His attention flicked to Trapp, watching the glimmer of him slide through space even as his tactical readouts spat all sorts of information out at him. It scrolled across the screen faster than he could read, useless as ever...but not useless was the red line that had already pierced the Mk II on approach to him, its coordinates locked and triangulation already beginning to occur from the targeting systems. The firing time wasn't stellar--there might have been some bleed through in the energy systems, he would have to note that to the egg-heads--but he flicked a finger to the Tesla drive to compensate. Cutting it momentarily, momentum in space carried him along at an even clip as he tried to get past the tangled that was Gerry and his new dance partner.
"Come on, come on..." He hummed idly to himself, idly amused that Trapp would call the rest of them out on their shit but completely ignore his own, getting in that close to blast up a Ferir just because it was on the tail of his squad-mate. Like it wasn't their job to get shot at. Obvious enough that the man had some guilt issues from his little speech back on the ship, but that was no reason to leave him hanging.

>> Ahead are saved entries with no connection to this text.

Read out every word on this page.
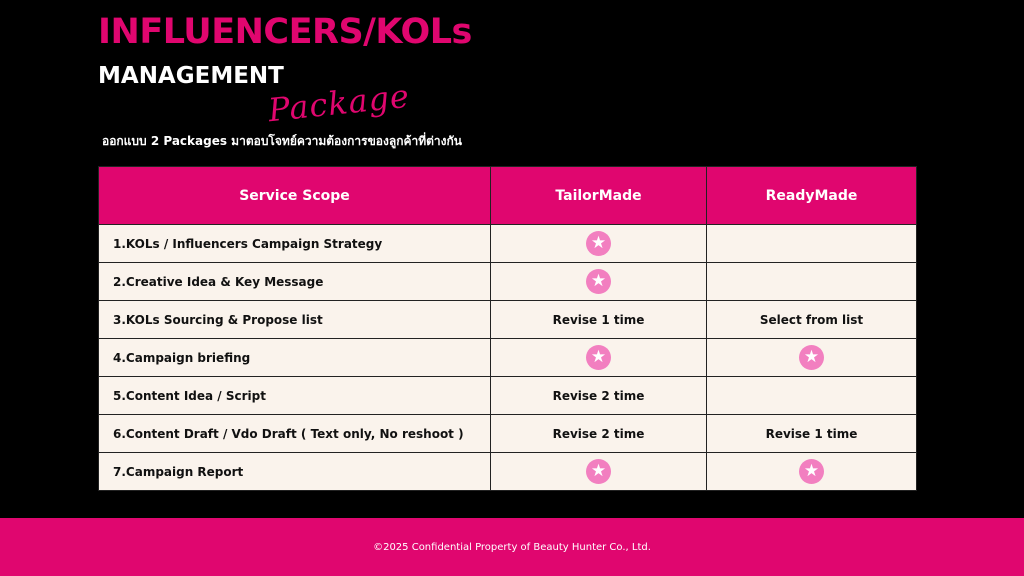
INFLUENCERS/KOLs
MANAGEMENT
Package
ออกแบบ 2 Packages มาตอบโจทย์ความต้องการของลูกค้าที่ต่างกัน
Service Scope	TailorMade	ReadyMade
1.KOLs / Influencers Campaign Strategy	★	
2.Creative Idea & Key Message	★	
3.KOLs Sourcing & Propose list	Revise 1 time	Select from list
4.Campaign briefing	★	★
5.Content Idea / Script	Revise 2 time	
6.Content Draft / Vdo Draft ( Text only, No reshoot )	Revise 2 time	Revise 1 time
7.Campaign Report	★	★
©2025 Confidential Property of Beauty Hunter Co., Ltd.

"Don't worry, Mama, I'm not about to let the old warhorse go down..." He smirked, the drive's boost bringing the Arbalest back online in record time. A quick jet to clear the fray and move past the obscuring shrapnel of Yuu's Calamity Cannon--that beast of a gun--and it was all green light and dropped Ferir. Not as clean as his first move, the blast still took out the upper half of the machine. If the pilot was lucky, he might even have survived long enough to get sucked out into space and processed as a prisoner. If he wasn't blown apart during the combat first.
Who could say.
"Eye in the sky reporting in." He drawled as he flicked over the Tesla drive and shot backwards with a sudden jerk of inertia, his padded piloting harness jerking against his chest as he screamed backwards towards the Lincoln. He'd made two shots out of position, so it was time to get back behind the bruisers--Wes was a much easier target. Besides, the man liked being shot at. The few missiles that had been streaking for his location were left behind, detonating hard on a scattered burst of flares that made Trent smirk a bit in his suit. "Two dead birds, two chickens out of the fire. Anybody got something fun for me to light up yet?"